Role of specific solute–solvent interactions on the photophysical properties of distyryl substituted BODIPY derivatives

Computational spectroscopy is now a valuable tool to better understand experimental spectroscopic data. Recent advancements in computational methods allow the study of electronic excited states of medium–large molecular systems with greater accuracy, simulating spectra directly comparable with experiments. Besides the system of interest, proper modelling of the environment effects is essential to reach a sufficient level of accuracy. This is especially important for solvents with high polarity or those able to establish specific interactions with the solute.
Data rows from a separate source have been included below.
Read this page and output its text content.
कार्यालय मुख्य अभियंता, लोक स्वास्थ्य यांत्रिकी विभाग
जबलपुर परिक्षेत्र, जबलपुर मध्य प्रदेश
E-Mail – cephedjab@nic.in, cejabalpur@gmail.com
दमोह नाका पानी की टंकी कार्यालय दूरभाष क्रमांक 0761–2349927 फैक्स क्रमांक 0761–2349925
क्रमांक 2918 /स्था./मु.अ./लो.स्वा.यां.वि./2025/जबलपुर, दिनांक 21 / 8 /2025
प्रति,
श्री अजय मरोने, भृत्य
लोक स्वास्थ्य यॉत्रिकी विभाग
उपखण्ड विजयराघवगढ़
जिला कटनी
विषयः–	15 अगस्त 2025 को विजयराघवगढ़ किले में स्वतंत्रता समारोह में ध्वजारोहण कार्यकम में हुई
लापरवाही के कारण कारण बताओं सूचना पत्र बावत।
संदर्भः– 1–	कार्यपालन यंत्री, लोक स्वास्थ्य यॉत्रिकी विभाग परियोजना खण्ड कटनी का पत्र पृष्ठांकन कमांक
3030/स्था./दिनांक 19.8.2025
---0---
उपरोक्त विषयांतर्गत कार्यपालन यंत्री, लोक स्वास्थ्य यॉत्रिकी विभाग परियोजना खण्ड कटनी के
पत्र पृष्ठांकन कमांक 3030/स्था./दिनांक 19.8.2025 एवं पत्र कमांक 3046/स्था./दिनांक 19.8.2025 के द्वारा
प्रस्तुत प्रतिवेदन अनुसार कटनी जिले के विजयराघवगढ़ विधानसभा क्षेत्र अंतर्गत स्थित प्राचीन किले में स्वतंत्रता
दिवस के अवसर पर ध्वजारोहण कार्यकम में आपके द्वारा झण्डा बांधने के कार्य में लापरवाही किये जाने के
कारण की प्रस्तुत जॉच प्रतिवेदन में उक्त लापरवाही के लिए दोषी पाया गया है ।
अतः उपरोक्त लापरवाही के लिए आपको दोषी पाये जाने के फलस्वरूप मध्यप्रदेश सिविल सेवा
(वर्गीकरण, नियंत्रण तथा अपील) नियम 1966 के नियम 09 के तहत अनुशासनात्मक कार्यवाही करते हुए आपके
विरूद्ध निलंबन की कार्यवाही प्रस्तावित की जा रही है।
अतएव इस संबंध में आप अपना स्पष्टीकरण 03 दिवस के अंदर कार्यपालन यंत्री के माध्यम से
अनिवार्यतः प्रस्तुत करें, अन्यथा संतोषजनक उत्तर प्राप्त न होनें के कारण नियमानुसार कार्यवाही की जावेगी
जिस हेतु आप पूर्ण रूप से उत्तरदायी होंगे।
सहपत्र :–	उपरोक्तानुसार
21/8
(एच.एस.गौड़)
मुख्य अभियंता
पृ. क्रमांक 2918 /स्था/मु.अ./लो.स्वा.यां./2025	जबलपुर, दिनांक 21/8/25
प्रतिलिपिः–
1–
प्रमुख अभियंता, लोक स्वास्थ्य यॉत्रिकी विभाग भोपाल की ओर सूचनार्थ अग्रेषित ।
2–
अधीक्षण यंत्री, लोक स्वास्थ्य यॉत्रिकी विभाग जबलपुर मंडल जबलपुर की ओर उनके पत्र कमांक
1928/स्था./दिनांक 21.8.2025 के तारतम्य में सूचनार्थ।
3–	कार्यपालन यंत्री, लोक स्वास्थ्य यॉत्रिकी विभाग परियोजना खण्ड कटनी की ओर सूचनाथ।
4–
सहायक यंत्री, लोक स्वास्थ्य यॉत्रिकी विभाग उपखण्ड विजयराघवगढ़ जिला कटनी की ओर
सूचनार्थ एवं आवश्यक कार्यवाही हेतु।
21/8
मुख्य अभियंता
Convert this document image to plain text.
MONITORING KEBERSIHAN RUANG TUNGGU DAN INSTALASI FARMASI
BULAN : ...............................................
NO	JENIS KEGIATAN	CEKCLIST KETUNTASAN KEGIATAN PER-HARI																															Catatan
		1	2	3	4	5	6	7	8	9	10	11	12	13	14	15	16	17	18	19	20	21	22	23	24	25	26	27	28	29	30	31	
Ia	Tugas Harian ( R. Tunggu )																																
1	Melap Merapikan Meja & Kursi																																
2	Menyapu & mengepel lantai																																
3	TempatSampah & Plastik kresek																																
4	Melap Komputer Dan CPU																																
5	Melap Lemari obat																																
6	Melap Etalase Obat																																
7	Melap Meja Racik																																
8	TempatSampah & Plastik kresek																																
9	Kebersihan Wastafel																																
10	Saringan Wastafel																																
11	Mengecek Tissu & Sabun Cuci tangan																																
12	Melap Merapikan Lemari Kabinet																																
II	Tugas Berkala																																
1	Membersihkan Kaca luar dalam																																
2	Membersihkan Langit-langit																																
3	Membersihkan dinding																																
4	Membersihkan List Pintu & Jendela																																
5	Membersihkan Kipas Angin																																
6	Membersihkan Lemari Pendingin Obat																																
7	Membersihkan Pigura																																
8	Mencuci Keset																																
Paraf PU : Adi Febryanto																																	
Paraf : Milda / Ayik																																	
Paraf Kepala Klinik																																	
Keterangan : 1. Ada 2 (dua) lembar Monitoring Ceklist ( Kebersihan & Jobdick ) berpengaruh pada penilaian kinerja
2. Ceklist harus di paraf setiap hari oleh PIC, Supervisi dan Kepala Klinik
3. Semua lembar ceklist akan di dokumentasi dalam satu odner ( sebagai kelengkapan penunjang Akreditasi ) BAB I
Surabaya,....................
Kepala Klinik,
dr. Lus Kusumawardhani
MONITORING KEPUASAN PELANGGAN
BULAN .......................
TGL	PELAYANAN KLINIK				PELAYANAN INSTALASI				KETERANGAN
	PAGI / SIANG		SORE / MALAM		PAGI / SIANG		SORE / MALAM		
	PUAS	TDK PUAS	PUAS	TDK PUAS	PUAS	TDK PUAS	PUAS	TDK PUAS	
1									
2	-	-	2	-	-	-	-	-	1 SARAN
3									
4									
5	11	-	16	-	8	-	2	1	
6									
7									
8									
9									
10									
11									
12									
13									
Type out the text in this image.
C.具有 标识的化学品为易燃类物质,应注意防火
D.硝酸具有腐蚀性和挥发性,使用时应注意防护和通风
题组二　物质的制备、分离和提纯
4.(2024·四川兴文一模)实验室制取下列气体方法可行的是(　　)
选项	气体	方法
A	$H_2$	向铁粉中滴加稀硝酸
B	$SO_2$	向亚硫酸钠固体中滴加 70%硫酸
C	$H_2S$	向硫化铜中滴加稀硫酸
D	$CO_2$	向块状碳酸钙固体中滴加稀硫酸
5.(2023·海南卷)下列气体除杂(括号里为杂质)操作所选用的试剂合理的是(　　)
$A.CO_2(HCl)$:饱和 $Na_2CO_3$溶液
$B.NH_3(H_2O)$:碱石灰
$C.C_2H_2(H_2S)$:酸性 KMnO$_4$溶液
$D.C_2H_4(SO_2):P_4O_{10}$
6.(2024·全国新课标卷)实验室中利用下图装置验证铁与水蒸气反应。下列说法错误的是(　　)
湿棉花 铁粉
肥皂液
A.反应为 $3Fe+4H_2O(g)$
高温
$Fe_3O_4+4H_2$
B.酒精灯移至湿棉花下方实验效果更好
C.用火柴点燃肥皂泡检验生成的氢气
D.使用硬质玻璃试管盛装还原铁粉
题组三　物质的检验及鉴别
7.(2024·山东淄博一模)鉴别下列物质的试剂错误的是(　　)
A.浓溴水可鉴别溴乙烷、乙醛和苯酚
One of the most straightforward and fastest ways to deal with solvent effects is the use of implicit models, like the polarizable continuum model (PCM). However, these models cannot describe specific solute–solvent interactions. In this case, one possible solution is the adoption of a mixed model that includes the solute and few solvent molecules within a PCM cavity. With the aim of investigating the role played by specific solute–solvent interactions, the behaviour of styryl substituted BODIPY systems in methanol has been studied at a theoretical level, considering both implicit and mixed implicit–explicit models. In the first part of our analysis, vibrationally resolved electronic spectra for absorption and emission processes have been simulated, using several sets of coordinates to represent normal modes, and compared with experiments. Then, to verify if specific solute–solvent interactions play a crucial role during the ultrafast intraband relaxation processes, 2D electronic spectra were also simulated, which could provide valuable information on the complex ultrafast dynamics.